Rendez-vous à Colombo est un livre prenant. Nina s’occupe de réfugiés à Paris. Elle nous les donne à voir sans rien esquiver de leur drame ni de la violence qu’exerce leur détresse sur ceux auxquels ils la confient, mais sans se départir pourtant d’un humour attentif qui tient tout pathos à distance. Ce livre raconte comment les affects rencontrés dans leur diversité imprévisible par cette jeune trentenaire qui traverses les choses de la vie (de la sienne mais aussi de tous ces autres auxquels elle est confrontée) parviennent peu à peu à dessiner une cohérence, un sens, une aventure qui va devenir elle. Sans jamais justement que cette éducation sentimentale soit affichée comme propos du roman. Des choses se passent en Nina et autour d’elle, des gens la croisent. Des vies, des accidents d’existence, des joies, des tristesses. Certaines banales mais justes et profondes d’autres étranges et plus exotiques. Et constamment Nina laisse ces rencontres l’atteindre et se dire en elle, sans esquiver les télescopages. Jusqu’à ce que le projet de départ pour Colombo devienne le rendez-vous avec elle-même qui donne sens à cette diversité des émotions en provenance d’un monde dont elle a résolu de ne jamais se protéger : la détresse des réfugiés, leurs histoires, leurs mensonges, ce qu’ils veulent taire, ce qu’ils veulent dire, le cancer d’un père qui porte beau malgré la fatigue des traitements, une mère qui voudrait tant en savoir plus sur sa fille et qui pourtant s’abstient de chercher à savoir, la fin d’une relation amoureuse qui a duré et qui a compté.

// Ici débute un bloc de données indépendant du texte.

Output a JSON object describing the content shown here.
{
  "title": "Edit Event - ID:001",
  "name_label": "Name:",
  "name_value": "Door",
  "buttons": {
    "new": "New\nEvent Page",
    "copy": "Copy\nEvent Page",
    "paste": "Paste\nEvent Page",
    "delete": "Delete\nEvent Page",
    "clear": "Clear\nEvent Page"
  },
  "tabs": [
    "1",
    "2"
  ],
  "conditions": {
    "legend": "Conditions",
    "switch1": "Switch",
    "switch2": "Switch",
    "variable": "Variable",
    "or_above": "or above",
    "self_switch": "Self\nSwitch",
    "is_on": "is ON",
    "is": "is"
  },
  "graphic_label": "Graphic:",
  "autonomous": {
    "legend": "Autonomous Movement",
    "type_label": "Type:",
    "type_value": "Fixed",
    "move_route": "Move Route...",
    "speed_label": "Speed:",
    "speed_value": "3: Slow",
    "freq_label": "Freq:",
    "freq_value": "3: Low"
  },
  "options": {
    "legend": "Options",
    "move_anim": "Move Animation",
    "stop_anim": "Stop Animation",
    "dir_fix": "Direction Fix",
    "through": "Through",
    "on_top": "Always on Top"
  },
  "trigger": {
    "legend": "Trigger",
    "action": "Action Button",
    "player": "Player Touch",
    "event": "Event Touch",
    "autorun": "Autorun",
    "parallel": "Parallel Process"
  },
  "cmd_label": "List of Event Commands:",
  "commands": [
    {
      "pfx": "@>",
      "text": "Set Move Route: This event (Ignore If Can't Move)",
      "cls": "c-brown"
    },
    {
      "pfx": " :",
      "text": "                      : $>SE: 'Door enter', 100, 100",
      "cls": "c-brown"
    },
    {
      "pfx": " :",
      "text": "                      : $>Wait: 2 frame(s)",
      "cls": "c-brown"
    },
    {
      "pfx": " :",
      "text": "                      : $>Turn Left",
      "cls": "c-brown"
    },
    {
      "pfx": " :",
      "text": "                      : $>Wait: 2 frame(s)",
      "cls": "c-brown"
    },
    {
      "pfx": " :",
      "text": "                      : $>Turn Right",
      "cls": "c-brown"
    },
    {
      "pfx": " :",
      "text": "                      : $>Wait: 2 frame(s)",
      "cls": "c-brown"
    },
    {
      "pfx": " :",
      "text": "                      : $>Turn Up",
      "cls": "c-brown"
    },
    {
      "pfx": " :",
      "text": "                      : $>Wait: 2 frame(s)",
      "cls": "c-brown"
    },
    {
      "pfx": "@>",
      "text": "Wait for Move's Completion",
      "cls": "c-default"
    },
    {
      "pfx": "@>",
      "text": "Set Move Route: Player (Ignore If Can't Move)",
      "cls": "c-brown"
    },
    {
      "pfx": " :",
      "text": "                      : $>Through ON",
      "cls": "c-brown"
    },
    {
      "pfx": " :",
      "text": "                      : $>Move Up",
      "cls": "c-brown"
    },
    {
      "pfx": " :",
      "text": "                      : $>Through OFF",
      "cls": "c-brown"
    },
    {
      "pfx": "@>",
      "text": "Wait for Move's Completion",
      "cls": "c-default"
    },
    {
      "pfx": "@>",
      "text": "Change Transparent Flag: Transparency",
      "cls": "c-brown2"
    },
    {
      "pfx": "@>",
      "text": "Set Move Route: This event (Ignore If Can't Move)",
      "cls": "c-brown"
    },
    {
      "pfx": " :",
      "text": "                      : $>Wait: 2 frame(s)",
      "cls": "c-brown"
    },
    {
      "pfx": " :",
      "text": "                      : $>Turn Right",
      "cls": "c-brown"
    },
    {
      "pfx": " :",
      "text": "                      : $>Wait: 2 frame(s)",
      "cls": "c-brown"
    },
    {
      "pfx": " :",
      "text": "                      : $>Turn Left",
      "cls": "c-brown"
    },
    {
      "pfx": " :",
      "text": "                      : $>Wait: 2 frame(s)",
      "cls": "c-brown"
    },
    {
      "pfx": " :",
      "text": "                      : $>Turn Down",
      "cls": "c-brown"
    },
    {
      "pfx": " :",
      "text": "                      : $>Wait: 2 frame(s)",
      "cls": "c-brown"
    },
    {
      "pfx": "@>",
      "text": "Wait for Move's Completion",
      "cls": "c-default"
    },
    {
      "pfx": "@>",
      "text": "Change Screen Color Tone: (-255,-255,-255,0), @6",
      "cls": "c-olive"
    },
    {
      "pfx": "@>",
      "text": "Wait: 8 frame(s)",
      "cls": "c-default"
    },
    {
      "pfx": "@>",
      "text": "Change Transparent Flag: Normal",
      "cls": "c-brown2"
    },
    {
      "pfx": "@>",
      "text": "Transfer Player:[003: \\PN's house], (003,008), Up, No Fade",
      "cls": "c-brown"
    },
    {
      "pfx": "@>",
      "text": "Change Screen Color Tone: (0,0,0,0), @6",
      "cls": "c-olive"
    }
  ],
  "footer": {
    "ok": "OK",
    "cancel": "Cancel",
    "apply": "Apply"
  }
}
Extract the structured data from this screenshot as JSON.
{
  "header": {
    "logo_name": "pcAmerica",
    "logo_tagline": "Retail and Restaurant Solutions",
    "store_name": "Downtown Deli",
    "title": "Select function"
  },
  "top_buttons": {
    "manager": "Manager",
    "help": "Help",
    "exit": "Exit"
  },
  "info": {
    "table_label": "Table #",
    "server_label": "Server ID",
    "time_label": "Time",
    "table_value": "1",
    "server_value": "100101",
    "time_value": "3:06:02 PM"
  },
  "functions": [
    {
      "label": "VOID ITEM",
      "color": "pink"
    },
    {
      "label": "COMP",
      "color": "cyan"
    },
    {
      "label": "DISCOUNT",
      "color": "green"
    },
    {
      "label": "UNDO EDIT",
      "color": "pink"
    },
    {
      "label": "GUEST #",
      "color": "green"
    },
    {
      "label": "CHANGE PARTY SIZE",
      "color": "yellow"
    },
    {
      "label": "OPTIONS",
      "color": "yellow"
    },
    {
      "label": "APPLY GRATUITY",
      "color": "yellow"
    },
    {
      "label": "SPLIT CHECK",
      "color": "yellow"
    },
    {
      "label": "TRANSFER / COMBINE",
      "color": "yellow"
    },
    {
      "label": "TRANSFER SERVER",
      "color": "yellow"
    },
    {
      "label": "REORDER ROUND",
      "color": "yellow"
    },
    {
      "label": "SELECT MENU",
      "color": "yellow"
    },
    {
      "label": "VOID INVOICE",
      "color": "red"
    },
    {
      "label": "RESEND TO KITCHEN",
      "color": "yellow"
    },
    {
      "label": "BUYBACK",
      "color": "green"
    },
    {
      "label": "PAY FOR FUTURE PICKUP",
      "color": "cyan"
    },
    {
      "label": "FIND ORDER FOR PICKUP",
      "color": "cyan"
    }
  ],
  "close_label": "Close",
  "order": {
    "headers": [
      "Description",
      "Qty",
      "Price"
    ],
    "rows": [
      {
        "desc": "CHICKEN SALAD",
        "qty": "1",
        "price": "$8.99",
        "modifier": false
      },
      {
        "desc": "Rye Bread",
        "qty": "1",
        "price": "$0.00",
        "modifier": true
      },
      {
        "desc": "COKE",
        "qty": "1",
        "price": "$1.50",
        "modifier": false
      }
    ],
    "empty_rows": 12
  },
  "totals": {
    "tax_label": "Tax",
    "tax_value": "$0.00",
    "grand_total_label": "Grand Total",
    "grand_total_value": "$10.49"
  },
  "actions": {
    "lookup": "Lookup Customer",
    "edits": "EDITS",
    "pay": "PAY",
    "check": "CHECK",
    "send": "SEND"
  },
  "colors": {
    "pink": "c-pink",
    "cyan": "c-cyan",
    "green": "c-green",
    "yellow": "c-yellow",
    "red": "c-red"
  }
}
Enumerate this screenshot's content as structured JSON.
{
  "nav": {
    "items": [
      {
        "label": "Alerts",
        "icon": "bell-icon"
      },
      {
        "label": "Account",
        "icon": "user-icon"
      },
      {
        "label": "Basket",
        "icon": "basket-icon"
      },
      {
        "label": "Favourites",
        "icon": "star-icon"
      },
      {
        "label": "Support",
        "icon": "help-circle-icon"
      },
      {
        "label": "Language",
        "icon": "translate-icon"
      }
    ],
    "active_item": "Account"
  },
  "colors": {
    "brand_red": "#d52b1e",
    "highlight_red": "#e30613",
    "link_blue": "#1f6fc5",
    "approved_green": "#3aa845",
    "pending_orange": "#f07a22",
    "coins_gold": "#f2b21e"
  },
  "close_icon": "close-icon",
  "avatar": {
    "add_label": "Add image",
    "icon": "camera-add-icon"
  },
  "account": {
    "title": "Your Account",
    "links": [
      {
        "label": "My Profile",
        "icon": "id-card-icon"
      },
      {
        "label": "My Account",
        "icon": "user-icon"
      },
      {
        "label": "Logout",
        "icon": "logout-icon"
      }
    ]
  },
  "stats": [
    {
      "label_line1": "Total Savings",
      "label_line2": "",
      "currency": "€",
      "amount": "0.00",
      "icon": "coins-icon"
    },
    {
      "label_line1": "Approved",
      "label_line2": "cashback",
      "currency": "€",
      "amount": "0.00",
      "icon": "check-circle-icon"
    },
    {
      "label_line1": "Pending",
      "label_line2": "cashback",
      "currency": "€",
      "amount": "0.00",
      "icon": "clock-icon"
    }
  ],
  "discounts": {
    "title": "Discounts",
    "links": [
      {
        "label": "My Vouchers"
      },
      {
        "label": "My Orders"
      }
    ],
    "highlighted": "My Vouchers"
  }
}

Ce qui tisse le fil et prend constamment le lecteur, c’est discrètement évoquée, cette difficulté à construire le sentiment d’être soi dans ce bouleversement causé par un monde dont Nina a résolu de ne pas se défendre. Sa jalousie de femme évoquée avec légèreté et une ironie tendre, côtoie le bouleversement causé par l’étranger dans ce qu’il a de plus étranger et de plus familier, dans ce qu’il donne à entendre au travers de ce qu’il tait ou de ce qu’il révèle tantôt par pudeur tantôt par calcul. Et toutes ces rencontres nourrissent la vie intérieure, creusant progressivement les lignes essentielles de la rencontre de Nina avec soi. C’est cela qui rend ce livre si prenant. Avec les mains pleines de l’innocence et une maitrise inattendue le roman de Sarah Malartre répond finalement à deux questions décisives. L’une est morale : comment répudier toute hiérarchie des malheurs et le risque constant de méconnaitre la douleur que l’on vit en invoquant le poids du monde, ou bien, à l’inverse celui de ne voir que ce qui vous atteint en s’aveuglant sur la douleur du monde ? L’autre traverse toute recherche analytique. Elle peut s’énoncer ainsi : dans le bouleversement de ce que l’on ressent au fil des jours, au fil d’une vie, comment se raconter ce qui vous arrive pour que cela cesse d’être un chahut, fut-il joyeux, et que s’organise un récit – mais non une destinée ?
Laurent Danon-Boileau
Rendez vous à Colombo, Sarah Malartre (Mercure de France,2020)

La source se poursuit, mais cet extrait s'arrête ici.